Let's have a look across all the different data structure, the tree structure is easily accessible with a "$" symbol:

  • study_list is obtained by the the mother function build_study_list() which creates the list to easily store each study_id, output of each simulation launched by the investment model. This automatically generated based either on api_study_list or local_study_list depending on your use_api parameter. The list is organised as follows :

    • year_simulated
      • reference_id study_id of the reference simulation. This is crucial for the investment to work properly with antares web. Locally study_id = year_simulated
      • variant_id study_id of the variant created. This is the simulation which will be modified.
  • power_plants is obtained by the function make_powerplants_from_antares() which creates the list of the powerfleet and all its description and the hypothesis costs by clusters. The list is organised as follows :

    • year_simulated
      • area
  • dataset is obtained by the the mother function build_dataset() which reads and format data after the Antares runs on the years simulated.

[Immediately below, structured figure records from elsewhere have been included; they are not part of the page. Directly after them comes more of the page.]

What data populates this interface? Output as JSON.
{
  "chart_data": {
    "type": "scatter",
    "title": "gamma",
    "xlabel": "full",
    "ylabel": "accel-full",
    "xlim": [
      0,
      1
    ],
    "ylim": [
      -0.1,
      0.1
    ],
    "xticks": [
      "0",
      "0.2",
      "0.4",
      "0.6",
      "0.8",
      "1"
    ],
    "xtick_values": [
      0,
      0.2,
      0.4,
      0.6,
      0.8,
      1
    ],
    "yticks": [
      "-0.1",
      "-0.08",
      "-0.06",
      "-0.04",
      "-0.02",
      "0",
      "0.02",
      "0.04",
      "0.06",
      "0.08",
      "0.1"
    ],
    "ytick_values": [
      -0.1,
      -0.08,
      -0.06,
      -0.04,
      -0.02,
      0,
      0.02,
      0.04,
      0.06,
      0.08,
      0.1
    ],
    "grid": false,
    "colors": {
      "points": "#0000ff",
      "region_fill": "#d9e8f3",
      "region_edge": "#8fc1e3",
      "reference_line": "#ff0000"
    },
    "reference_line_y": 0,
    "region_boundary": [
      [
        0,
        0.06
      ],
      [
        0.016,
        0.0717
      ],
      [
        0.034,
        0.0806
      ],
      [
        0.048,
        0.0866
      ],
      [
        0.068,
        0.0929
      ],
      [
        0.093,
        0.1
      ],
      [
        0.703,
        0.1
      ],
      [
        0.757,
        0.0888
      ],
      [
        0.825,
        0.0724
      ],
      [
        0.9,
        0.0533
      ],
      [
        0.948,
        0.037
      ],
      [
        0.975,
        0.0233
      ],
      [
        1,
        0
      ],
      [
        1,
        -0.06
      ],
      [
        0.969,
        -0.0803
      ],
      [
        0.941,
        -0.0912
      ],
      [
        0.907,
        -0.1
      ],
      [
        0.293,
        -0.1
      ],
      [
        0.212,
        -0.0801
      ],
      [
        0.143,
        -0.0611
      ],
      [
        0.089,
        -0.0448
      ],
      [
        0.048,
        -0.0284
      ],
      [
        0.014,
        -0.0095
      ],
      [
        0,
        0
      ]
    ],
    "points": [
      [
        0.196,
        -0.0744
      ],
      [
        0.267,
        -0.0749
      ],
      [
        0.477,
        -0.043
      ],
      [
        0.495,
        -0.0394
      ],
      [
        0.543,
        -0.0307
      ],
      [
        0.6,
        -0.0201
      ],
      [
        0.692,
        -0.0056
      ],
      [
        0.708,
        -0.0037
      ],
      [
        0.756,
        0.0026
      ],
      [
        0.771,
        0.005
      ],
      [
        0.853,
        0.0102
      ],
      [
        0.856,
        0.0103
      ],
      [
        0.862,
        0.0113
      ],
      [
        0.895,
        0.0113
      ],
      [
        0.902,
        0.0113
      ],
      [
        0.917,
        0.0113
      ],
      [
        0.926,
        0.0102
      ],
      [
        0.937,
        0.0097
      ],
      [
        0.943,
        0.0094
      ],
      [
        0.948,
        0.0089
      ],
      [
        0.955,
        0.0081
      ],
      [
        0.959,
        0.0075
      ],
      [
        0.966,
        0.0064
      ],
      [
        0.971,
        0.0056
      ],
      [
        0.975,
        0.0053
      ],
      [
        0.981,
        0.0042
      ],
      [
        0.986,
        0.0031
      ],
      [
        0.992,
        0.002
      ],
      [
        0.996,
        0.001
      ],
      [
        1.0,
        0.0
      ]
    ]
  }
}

The list is organised as follows :

    • year_simulated
      • area
        • clusters_filters
          • not_supported vector of the clusters not supported, those who get their revenues only from market mecanisms
          • supported vector of the cluster supported, and get their revenues from other mecanisms
          • candidates_investments vector of the clusters candidates to the investment decision
          • candidates_retirement vector of the clusters candidates to the retirement decision
        • data_antares a list of the outputs obtained from the runs of antares simulation, for example you could find :
          • thermal_availability
          • areas
          • cluster_description
          • links
          • etc ...
  • dataset_revenues is obtained after the computation of the revenues from the energy only market and capacity market simulation. It is organised as follows. When it is not precised, the revenues are expressed in euros/MW :

    • year_simulated
      • area
        • market_info_supply a dataframe with all the market information of the supply side (revenues, bids on capacity market, capacity ..)
        • auction_info a dataframe with the capacity market auction information (clearing price, marginal bid ..)
        • revenues a list of dataframe, keys are the clusters.
          • revenues_annual available for heat, energy and system service revenues
          • revenues_hourly available for heat and energy revenues
          • production a dataframe with the hourly production as of the different montecarlo years
  • investment_metrics is obtained after reformatting and extracting data from the dataset_revenues variable.

    • area
      • metrics the dataframe with the investment metric computed on simulated years for each cluster
      • revenues_total_net dataframe with the total net revenues for each cluster on each years (energy only + capacity market operational costs). Used for decommissioning
      • policy_retired vector of clusters names that are already decommissionned by the antares simulation dataset.
  • data_outputs data outputs from the model. This a record of outputs variable after each loop, for each year.

    • area
      • year_simulated
        • loop number the loop number on the year_simulated
          • spot the averaged annual spot price
          • power_plants the fleet of power_plants
          • LOLD loss of load duration
          • revenues the annual revenues for each cluster.
          • ...
  • decisions retirement/investment decisions taken by the model. If continue = 1, the model continues to loop on the same actual year.power_plants_moves is the record of every moves of the model. With useful information related to it.